John Whitehead writes at his blog Once I Was A Clever Boy:
Yesterday evening I attended the second of the Solemn Evensongs held at Blackfriars by the Oxford Ordinariate group. As last time this was well attended, the congregation including Ordinariate members, other relatively recent converts like myself, cradle Catholics and some who are still within the Church of England.
The service was to celebrate the feast of St Fridewide, and the form of service now has the Vatican recognitio, rather than using the version from the US Book of Common Order – thus the suffrage for The Queen was in its proper place.
The music was provided by The Newman Consort, the officiant was Mgr. Andrew Burnham and the preacher Dom Aidan Bellenger OSB, Abbot of Downside.
The collect was translated from the Sarum Missal as published in Antwerp in 1527, just before all the trouble began, and a worthy reminder of patrimony:
Almighty and eternal God, source of truth and lover of virginity, grant us, we beseech thee, that the merits of St Frideswide, thy virgin so pleasing to thee, may be as a commendation of us to thess whose life by its chastity gave to thee such satisfaction. Through Jesus Christ, thy Son, our Lord, who liveth and regneth with thee, in the unity of the Holy Spirit, one God, for ever and ever. Amen.
Afterwards there was Benediction of the Blessed Sacrament, and with those two superb twelfth century hymns indicative of thec Benedictine, indeed Cluniac, spirituality of the age – Peter Abelard’s O what their joy and their glory must be and Bernard of Cluny’s Jerusalem the golden – and both translated by the incomparable, and Anglican, J.M.Neale.
This was an opportunity for the Anglican patrimony in the use of traditional language and choral music to be made available to the wider Catholic Church.

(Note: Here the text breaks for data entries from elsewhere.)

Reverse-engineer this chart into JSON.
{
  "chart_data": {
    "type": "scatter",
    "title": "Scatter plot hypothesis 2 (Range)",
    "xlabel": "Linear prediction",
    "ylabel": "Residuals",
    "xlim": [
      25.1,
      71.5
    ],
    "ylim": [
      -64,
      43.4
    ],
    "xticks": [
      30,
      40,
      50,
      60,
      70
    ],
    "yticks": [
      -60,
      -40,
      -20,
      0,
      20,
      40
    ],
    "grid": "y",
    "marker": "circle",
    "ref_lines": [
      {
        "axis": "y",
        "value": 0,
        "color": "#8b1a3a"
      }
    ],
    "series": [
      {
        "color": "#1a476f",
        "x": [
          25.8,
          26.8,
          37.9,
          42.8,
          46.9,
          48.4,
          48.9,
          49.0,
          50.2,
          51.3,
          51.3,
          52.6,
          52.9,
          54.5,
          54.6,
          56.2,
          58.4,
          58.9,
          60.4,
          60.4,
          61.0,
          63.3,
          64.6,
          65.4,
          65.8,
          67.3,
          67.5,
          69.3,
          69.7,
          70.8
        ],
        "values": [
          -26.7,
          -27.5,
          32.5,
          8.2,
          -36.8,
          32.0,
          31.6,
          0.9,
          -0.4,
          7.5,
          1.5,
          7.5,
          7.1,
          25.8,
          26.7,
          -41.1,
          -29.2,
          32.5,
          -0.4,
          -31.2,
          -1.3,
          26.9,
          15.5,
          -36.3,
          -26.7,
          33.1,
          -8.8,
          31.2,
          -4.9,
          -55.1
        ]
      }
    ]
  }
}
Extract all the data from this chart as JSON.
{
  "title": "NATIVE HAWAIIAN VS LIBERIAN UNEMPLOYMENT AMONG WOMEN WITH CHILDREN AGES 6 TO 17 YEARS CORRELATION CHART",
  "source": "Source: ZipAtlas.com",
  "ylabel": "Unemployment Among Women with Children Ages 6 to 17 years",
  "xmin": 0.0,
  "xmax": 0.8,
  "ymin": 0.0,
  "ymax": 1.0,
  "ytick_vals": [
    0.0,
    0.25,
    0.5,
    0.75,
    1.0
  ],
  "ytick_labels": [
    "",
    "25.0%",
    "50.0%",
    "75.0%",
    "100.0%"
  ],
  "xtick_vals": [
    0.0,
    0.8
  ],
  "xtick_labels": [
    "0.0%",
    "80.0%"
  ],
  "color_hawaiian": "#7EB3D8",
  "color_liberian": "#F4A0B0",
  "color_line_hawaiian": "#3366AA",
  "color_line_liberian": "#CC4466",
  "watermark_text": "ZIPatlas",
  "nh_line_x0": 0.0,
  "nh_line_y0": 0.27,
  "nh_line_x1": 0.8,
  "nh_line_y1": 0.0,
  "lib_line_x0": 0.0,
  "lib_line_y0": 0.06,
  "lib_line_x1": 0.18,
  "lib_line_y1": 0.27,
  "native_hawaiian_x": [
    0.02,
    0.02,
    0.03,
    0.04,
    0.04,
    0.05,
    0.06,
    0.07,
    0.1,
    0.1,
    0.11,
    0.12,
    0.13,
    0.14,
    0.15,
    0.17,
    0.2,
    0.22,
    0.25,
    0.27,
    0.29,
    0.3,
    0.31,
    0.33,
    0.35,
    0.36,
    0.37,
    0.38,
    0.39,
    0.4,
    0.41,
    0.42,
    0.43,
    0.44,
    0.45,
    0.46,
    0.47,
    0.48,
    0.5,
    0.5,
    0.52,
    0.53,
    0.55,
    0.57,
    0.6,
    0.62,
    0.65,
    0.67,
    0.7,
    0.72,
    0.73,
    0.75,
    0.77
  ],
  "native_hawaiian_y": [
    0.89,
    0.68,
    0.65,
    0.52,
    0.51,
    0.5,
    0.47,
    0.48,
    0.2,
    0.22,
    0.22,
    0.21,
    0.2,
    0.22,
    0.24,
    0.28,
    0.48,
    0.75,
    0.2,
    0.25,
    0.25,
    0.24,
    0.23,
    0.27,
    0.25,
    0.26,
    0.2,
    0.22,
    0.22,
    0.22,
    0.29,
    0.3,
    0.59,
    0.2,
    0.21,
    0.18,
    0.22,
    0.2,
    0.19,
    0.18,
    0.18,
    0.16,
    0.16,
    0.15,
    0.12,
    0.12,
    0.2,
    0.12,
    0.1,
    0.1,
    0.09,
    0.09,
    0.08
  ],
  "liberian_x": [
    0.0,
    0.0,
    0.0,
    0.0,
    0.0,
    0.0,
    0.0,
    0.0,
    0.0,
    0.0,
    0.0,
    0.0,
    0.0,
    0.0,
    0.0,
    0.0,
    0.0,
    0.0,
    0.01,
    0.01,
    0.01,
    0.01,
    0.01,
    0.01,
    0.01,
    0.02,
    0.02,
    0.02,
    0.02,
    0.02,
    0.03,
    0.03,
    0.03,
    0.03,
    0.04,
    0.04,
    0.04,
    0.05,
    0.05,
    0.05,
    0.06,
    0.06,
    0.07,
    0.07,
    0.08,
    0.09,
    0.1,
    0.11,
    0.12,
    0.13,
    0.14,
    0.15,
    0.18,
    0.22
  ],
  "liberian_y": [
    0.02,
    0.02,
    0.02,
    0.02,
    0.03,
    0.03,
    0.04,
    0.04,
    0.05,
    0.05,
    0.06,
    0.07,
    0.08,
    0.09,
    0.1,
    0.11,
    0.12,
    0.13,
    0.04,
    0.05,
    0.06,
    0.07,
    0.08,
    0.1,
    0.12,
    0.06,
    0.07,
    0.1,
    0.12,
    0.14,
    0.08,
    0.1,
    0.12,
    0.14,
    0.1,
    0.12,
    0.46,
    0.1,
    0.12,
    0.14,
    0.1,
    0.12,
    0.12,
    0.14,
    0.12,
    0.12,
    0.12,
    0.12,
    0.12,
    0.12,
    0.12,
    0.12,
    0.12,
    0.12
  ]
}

I have to say that I genuinely prefer the structure of Vespers to Evensong, which of course merges Vespers and Compline, and miss the antiphons to the psalms and canticles, but the combined effect of words, music and ceremonial was very conducive to prayerful reflection.
I am in such matters inclined to the view that patrimony is more about the way things are done rather than the specific forms of Anglican liturgy – that has, after all, been debatable territory since very early in the Oxford Movement – but that is in no way to fault what was offered last night.
Afterwards there was a reception in the Aula at Blackfriars and an opportunity to catch up with friends old and new, and the prospect of another such Evensong next term.